Data Manipulation

Consider the msleep data from the ggplot2 package. Do the following:

Calculate the mean hours of REM sleep of individuals in this dataset.
Calculate the standard deviation of brain weight of individuals in this dataset.
Calculate the average bodyweight of carnivores in this dataset?
Create a new dataset the only contains observations from the original dataset that have no missing values.
Create a new dataset that only contains observations from the original dataset that are herbivores.
Create a new dataset that contains all the original variables except for conservation.

Plotting

Again consider the birthwt data from the MASS package. Do the following:

Create a histogram of birth weights. Change the plot from its default appearance.
Create a scatter plot of birth weight (y-axis) vs mother’s weight before pregnancy (x-axis). Use a non-default color for the points. (Also, be sure to give the plot a title and label the axes appropriately. Based on the scatter plot, does there seem to be a relationship between the two variables?)
Create a scatter plot of birth weight (y-axis) vs mother’s age (x-axis). Use a non-default color for the points. (Also, be sure to give the plot a title and label the axes appropriately.) Based on the scatter plot, does there seem to be a relationship between the two variables? Briefly explain.
Create side-by-side boxplots for birth weight grouped by smoking status. Use non-default colors for the plot. (Also, be sure to give the plot a title and label the axes appropriately. Based on the boxplot, does there seem to be a difference in birth weight for mothers who smoked?)

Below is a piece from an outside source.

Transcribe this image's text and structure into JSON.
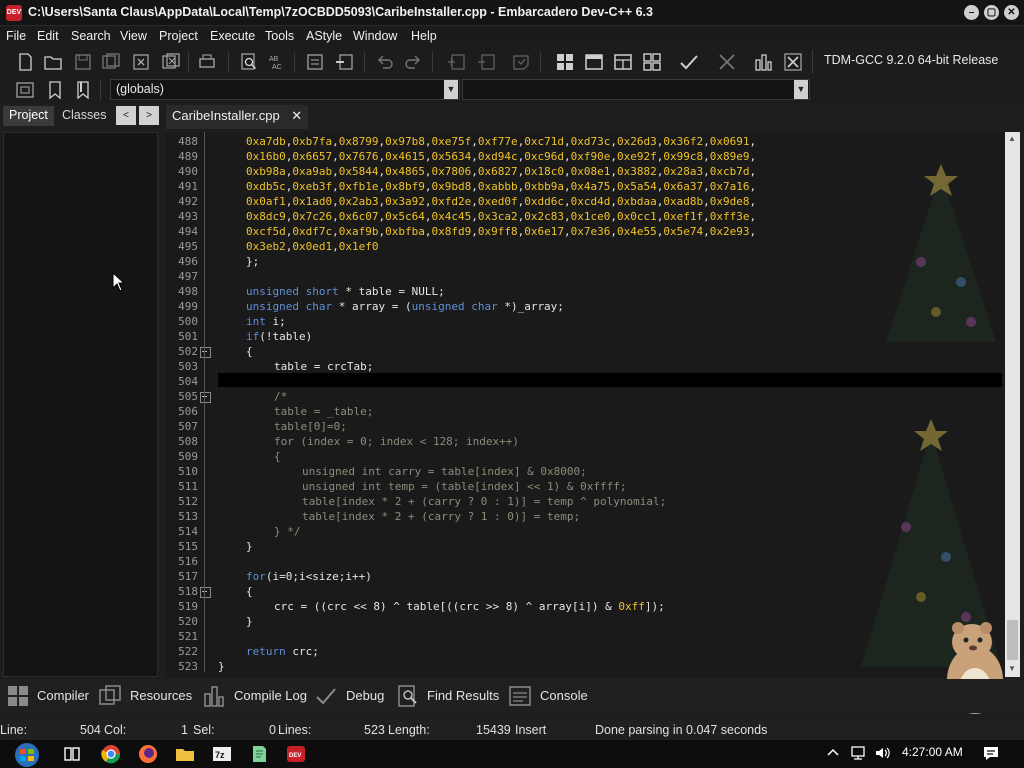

Consider the Auto data from the ISLR package. Do the following:

Coerce the cylinders variable to be a factor variable. (Think about why this is a reasonable thing to do. Do you think it is?)
Fit a multiple linear regression model with mpg as the response and cylinders, horsepower, and weight as predictors.
Test for significance of cylinders.
Use your fitted model to create a 99% confidence interval for the mean fuel efficiency of a car that has 4 cylinders, 100 horsepower, and weighs 2700 pounds.

Consider the Boston data from the MASS package. (Have you seen this terribly boring and overused dataset before?) Do the following:

Run the code provided below to obtain a test-train split of the data.
Fit a multiple linear regression model using the training data with medv as the response and all other variables used as predictors.
Use your trained model to predict the value of medv for each observation in the test dataset.
Evaluate how well your model predicts by…
- Calculating the RMSE in the test data.
- Plotting actual versus predicted values for the test data.
Fit a multiple regression model using the training data with medv as the response and all other variables used as predictors.
Bonus: Repeat the above, but use a random forest instead of a linear model.

library(MASS)
set.seed(42)
boston_idx = sample(1:nrow(Boston), size = 250)
trn_boston = Boston[boston_idx, ]
tst_boston = Boston[-boston_idx, ]